Интересно, заметила ли она необычную форму глаз? Я не смогла улыбнуться при ней. Мгновение спустя мое волнение только усилилось, когда она сказала матери, что вызвалась собирать деньги на приют для девочек смешанной расы.
— Их ведь никогда не удочерят, — заметила она. — Если бы не приют и не такие щедрые женщины, как вы, они остались бы на улице.
Мать открыла кошелек и сделала пожертвование.
В день отречения от престола я была рада стать частью ненавистной всем толпы чужеземцев. Пусть китайцы меня презирают! Я побежала на балкон, расположенный на восточной стороне здания, и оттуда увидела огни фейерверков и обрывки бумаги, парящие в воздухе. Бумага была не праздничного красного цвета, а желтого — цвета императорской династии, словно так люди хотели подчеркнуть, что династия Цин разорвана в клочья.
Толпа росла с каждой секундой, людские реки с праздничными знаменами разлились по улицам. Демонстранты шли, выставив вперед кулаки, а на черных нарукавных повязках были написаны лозунги против иностранцев.

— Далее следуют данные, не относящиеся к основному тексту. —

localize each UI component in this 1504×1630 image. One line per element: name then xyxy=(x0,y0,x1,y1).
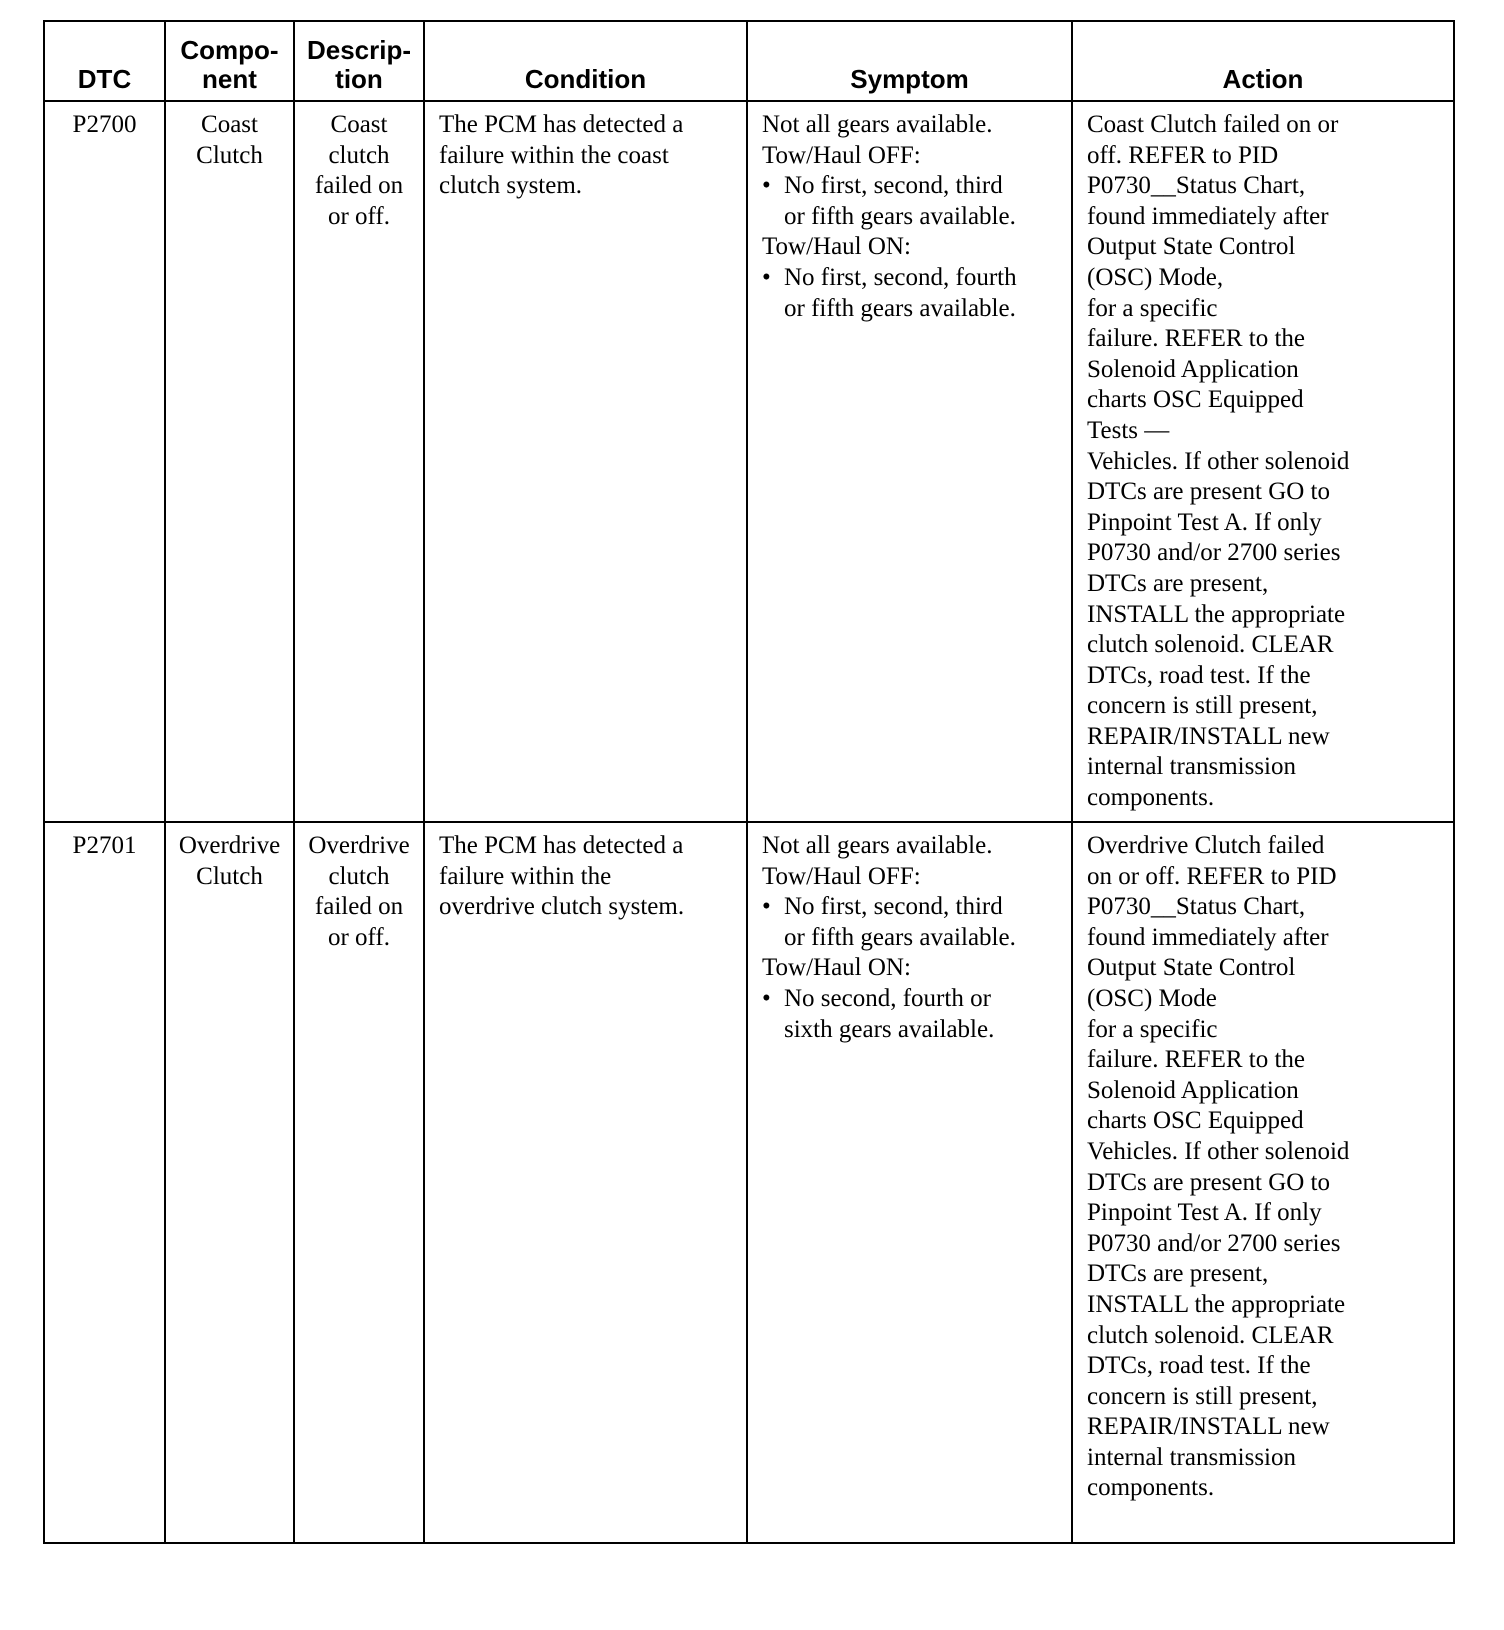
symptom-cell xyxy=(747,101,1072,822)
symptom-cell xyxy=(747,822,1072,1543)
dtc-code: P2700 xyxy=(72,111,137,138)
symptom-bullet: • No first, second, third or fifth gears available. xyxy=(762,893,1016,951)
header-component: Compo- nent xyxy=(165,21,294,101)
header-condition: Condition xyxy=(424,21,747,101)
condition-cell: The PCM has detected a failure within the coast clutch system. xyxy=(424,101,747,822)
symptom-intro: Not all gears available. xyxy=(762,111,993,138)
description-cell: Overdrive clutch failed on or off. xyxy=(294,822,424,1543)
bullet-icon: • xyxy=(762,984,771,1012)
symptom-bullet: • No first, second, third or fifth gears available. xyxy=(762,172,1016,230)
header-dtc: DTC xyxy=(44,21,165,101)
header-description: Descrip- tion xyxy=(294,21,424,101)
header-symptom: Symptom xyxy=(747,21,1072,101)
header-action: Action xyxy=(1072,21,1454,101)
tow-haul-off-label: Tow/Haul OFF: xyxy=(762,862,921,890)
bullet-icon: • xyxy=(762,263,771,291)
table-row xyxy=(44,101,1454,822)
component-cell: Coast Clutch xyxy=(165,101,294,822)
bullet-icon: • xyxy=(762,172,771,200)
action-cell: Coast Clutch failed on or off. REFER to PID P0730__Status Chart, found immediately after Output State Control (OSC) Mode, for a specific failure. REFER to the Solenoid Application charts OSC Equipped Tests — Vehicles. If other solenoid DTCs are present GO to Pinpoint Test A. If only P0730 and/or 2700 series DTCs are present, INSTALL the appropriate clutch solenoid. CLEAR DTCs, road test. If the concern is still present, REPAIR/INSTALL new internal transmission components. xyxy=(1072,101,1454,822)
dtc-table xyxy=(43,20,1455,1544)
description-cell: Coast clutch failed on or off. xyxy=(294,101,424,822)
action-cell: Overdrive Clutch failed on or off. REFER to PID P0730__Status Chart, found immediately after Output State Control (OSC) Mode for a specific failure. REFER to the Solenoid Application charts OSC Equipped Vehicles. If other solenoid DTCs are present GO to Pinpoint Test A. If only P0730 and/or 2700 series DTCs are present, INSTALL the appropriate clutch solenoid. CLEAR DTCs, road test. If the concern is still present, REPAIR/INSTALL new internal transmission components. xyxy=(1072,822,1454,1543)
dtc-code-cell xyxy=(44,101,165,822)
component-cell: Overdrive Clutch xyxy=(165,822,294,1543)
condition-cell: The PCM has detected a failure within the overdrive clutch system. xyxy=(424,822,747,1543)
symptom-bullet: • No first, second, fourth or fifth gears available. xyxy=(762,263,1017,322)
dtc-code: P2701 xyxy=(72,832,137,859)
bullet-icon: • xyxy=(762,893,771,921)
tow-haul-on-label: Tow/Haul ON: xyxy=(762,233,911,261)
dtc-code-cell xyxy=(44,822,165,1543)
symptom-intro: Not all gears available. xyxy=(762,832,993,859)
symptom-bullet: • No second, fourth or sixth gears available. xyxy=(762,984,995,1043)
table-row xyxy=(44,822,1454,1543)
table-header-row xyxy=(44,21,1454,101)
tow-haul-on-label: Tow/Haul ON: xyxy=(762,954,911,982)
tow-haul-off-label: Tow/Haul OFF: xyxy=(762,141,921,169)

— Конец портовым соглашениям!
Толпа разразилась радостными криками, а потом эхом повторила слова:
— Больше никаких «Тра-ла-ла бум-ди-эй»![13]
Толпа взорвалась смехом.
— Вышвырнуть с нашей земли всех, кто любит иностранное!
За лозунгом последовало одобрительное улюлюканье.
Остались ли еще те, кто нас любит? Золотая Голубка? Любит ли она нас настолько сильно, чтобы покинуть вместе с нами Китай?
Улицы были так запружены народом, что даже рикши больше не могли сдвинуть свои тележки. С балкона я заметила в одной из них иностранцев: мужчина и женщина яростно махали своему рикше, чтобы он ехал вперед, не обращая внимания на тех, кто преградил им путь. Рикша неожиданно отпустил оглобли, и повозка опрокинулась назад, чуть не выбросив пассажиров на дорогу. Он вскинул вверх кулаки и с толпой устремился вперед. Я не видела лиц чужеземцев, но могла представить, как они испугались, оказавшись в грубой толчее.
Я повернулась к матери:
— Мы тоже в опасности?
— Конечно же нет, — отрезала она, но брови у нее хмуро сошлись на переносице — она мне лгала.
— Самые жадные и минуты не стали ждать, чтобы переметнуться на другую сторону, — сказал Треснувшее Яйцо. — На ярмарочной площади их слышно повсюду. «Две бутылки вина “Новая Республика” по цене одной!» А еще они шутят: «Две бутылки вина Цин по цене трех!»